I thought about the cost of not existing, of “disappearing” and keeping the world in control. I reached my hand across and into the water pattern Jody was getting lost in and interrupted the pattern: war games. Sometimes you have to care enough to declare war. I was on the side of fighting to help her join “the world.”
Jody glared at me lightning fast and busied herself again, her face now even closer to the pattern, attempting to get lost. She was fighting a war to keep “the world” out.
Again and again we played these war games, until the war games themselves were as consistent and predictable as the pattern the water had made. Every time Jody glared at me, I looked calmly into her eyes and smiled as if to myself. I smiled only as I would to myself in a mirror.
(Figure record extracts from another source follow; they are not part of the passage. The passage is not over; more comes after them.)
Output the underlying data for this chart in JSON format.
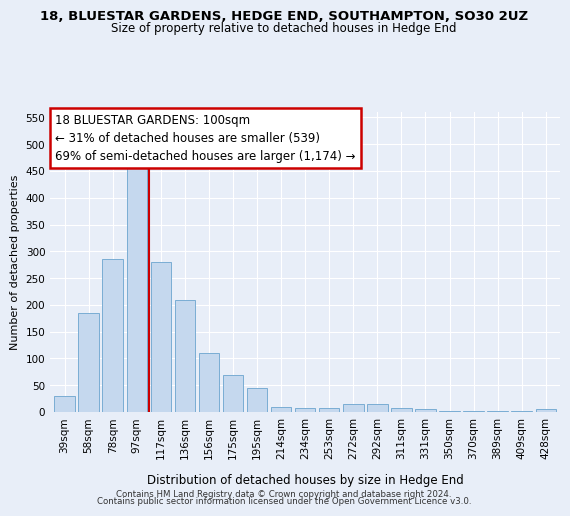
{
  "title": "18, BLUESTAR GARDENS, HEDGE END, SOUTHAMPTON, SO30 2UZ",
  "subtitle": "Size of property relative to detached houses in Hedge End",
  "xlabel": "Distribution of detached houses by size in Hedge End",
  "ylabel": "Number of detached properties",
  "bar_color": "#c5d8ee",
  "bar_edge_color": "#7aadd4",
  "categories": [
    "39sqm",
    "58sqm",
    "78sqm",
    "97sqm",
    "117sqm",
    "136sqm",
    "156sqm",
    "175sqm",
    "195sqm",
    "214sqm",
    "234sqm",
    "253sqm",
    "272sqm",
    "292sqm",
    "311sqm",
    "331sqm",
    "350sqm",
    "370sqm",
    "389sqm",
    "409sqm",
    "428sqm"
  ],
  "values": [
    30,
    185,
    285,
    455,
    280,
    210,
    110,
    70,
    45,
    10,
    8,
    8,
    15,
    15,
    8,
    5,
    2,
    2,
    2,
    2,
    5
  ],
  "ylim": [
    0,
    560
  ],
  "yticks": [
    0,
    50,
    100,
    150,
    200,
    250,
    300,
    350,
    400,
    450,
    500,
    550
  ],
  "vline_x": 3.5,
  "vline_color": "#cc0000",
  "annotation_title": "18 BLUESTAR GARDENS: 100sqm",
  "annotation_line1": "← 31% of detached houses are smaller (539)",
  "annotation_line2": "69% of semi-detached houses are larger (1,174) →",
  "annotation_box_color": "#ffffff",
  "annotation_box_edge": "#cc0000",
  "footer1": "Contains HM Land Registry data © Crown copyright and database right 2024.",
  "footer2": "Contains public sector information licensed under the Open Government Licence v3.0.",
  "bg_color": "#e8eef8",
  "plot_bg_color": "#e8eef8"
}
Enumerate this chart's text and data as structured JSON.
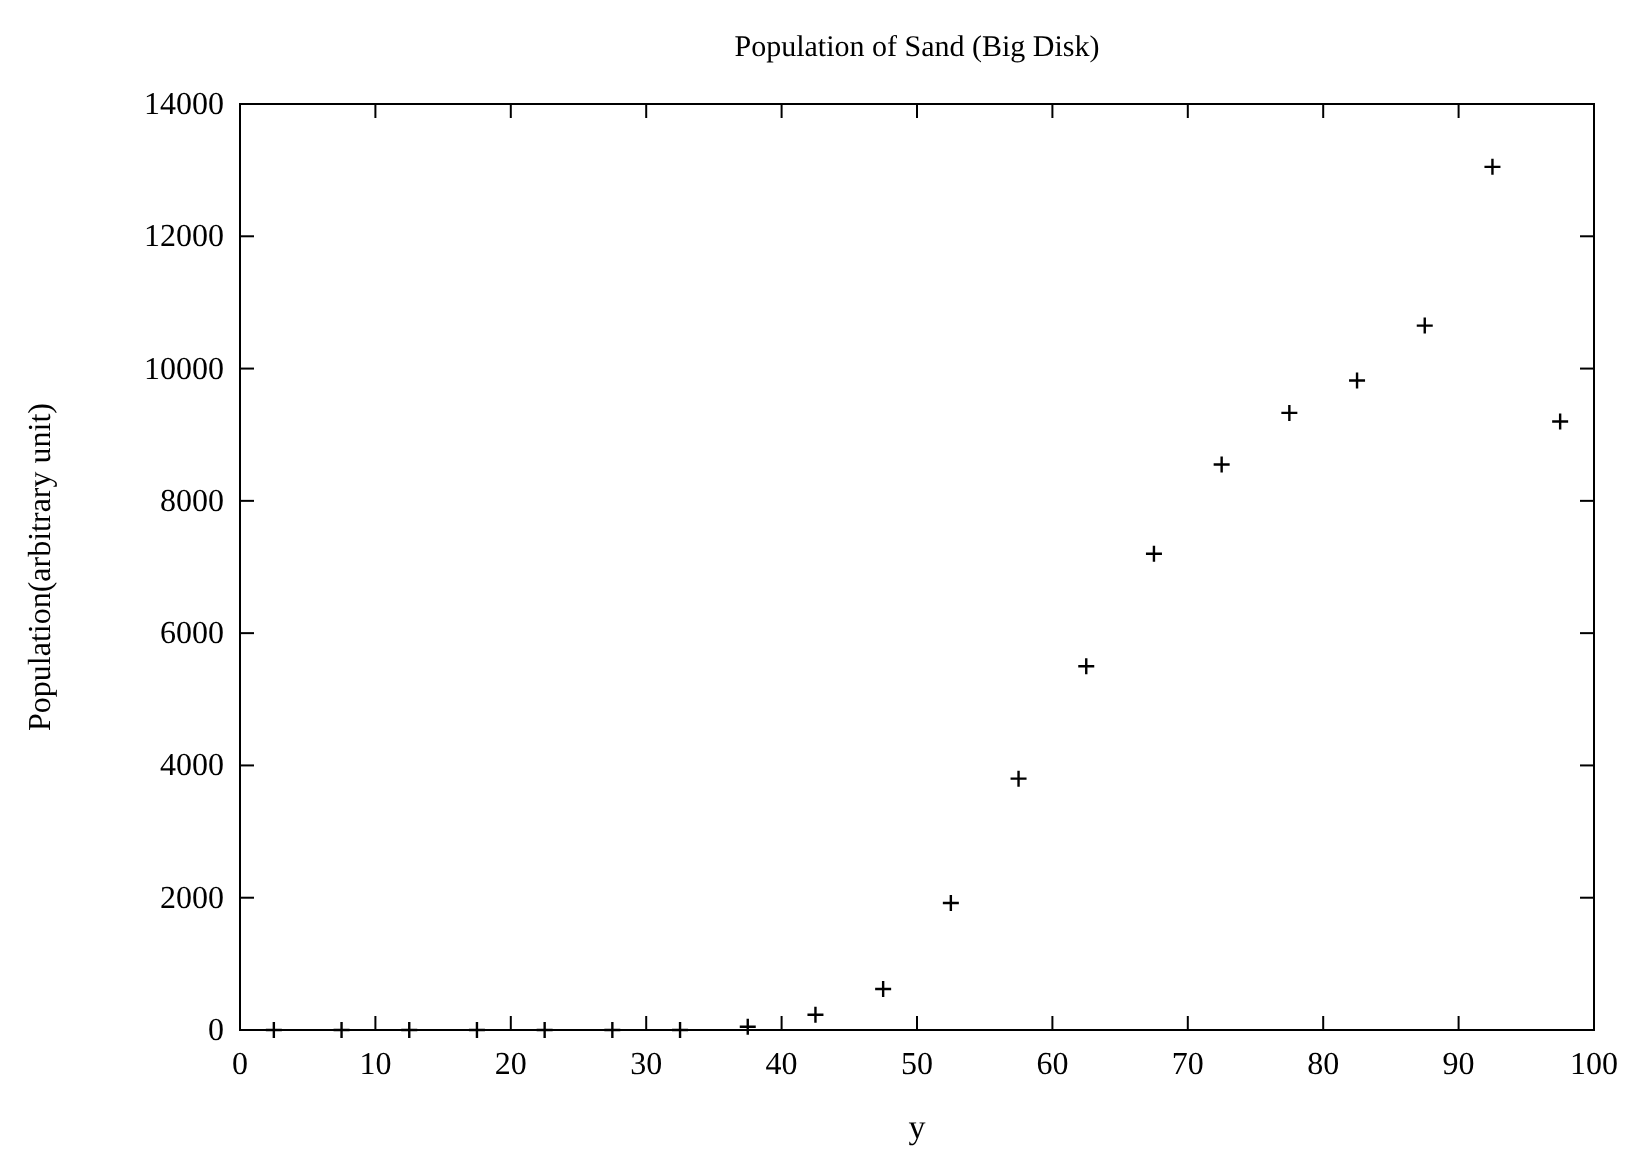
{
  "chart_data": {
    "type": "scatter",
    "title": "Population of Sand (Big Disk)",
    "xlabel": "y",
    "ylabel": "Population(arbitrary unit)",
    "marker": "cross",
    "grid": false,
    "x": [
      2.5,
      7.5,
      12.5,
      17.5,
      22.5,
      27.5,
      32.5,
      37.5,
      42.5,
      47.5,
      52.5,
      57.5,
      62.5,
      67.5,
      72.5,
      77.5,
      82.5,
      87.5,
      92.5,
      97.5
    ],
    "series": [
      {
        "color": "#000000",
        "values": [
          0,
          0,
          0,
          0,
          0,
          0,
          0,
          50,
          230,
          620,
          1920,
          3800,
          5500,
          7200,
          8550,
          9330,
          9820,
          10650,
          13050,
          9200
        ]
      }
    ],
    "xlim": [
      0,
      100
    ],
    "xticks": [
      0,
      10,
      20,
      30,
      40,
      50,
      60,
      70,
      80,
      90,
      100
    ],
    "ylim": [
      0,
      14000
    ],
    "yticks": [
      0,
      2000,
      4000,
      6000,
      8000,
      10000,
      12000,
      14000
    ]
  }
}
I took Jody's hand and pulled her very slowly around on the step until she faced the rest of the pool. Her other hand continued to make her pattern and slowly she wound herself back to face the wall. Again and again, I pulled her slowly and silently around to face the pool. Each time I let her pull me back in the direction of the wall, too. I was determined she would be forced to experience herself as making a decision that affected what another person did.
Who was on which side got lost in the pattern until the war itself didn't matterâboth sides belonged to Jody. Holding her hand I
pulled her gently outward into the pool. She pulled herself back, tapping herself wildly and looking down into the water with ever increasing intensity. I watched her experience her power to decide and to take control over her own actions and affect mine.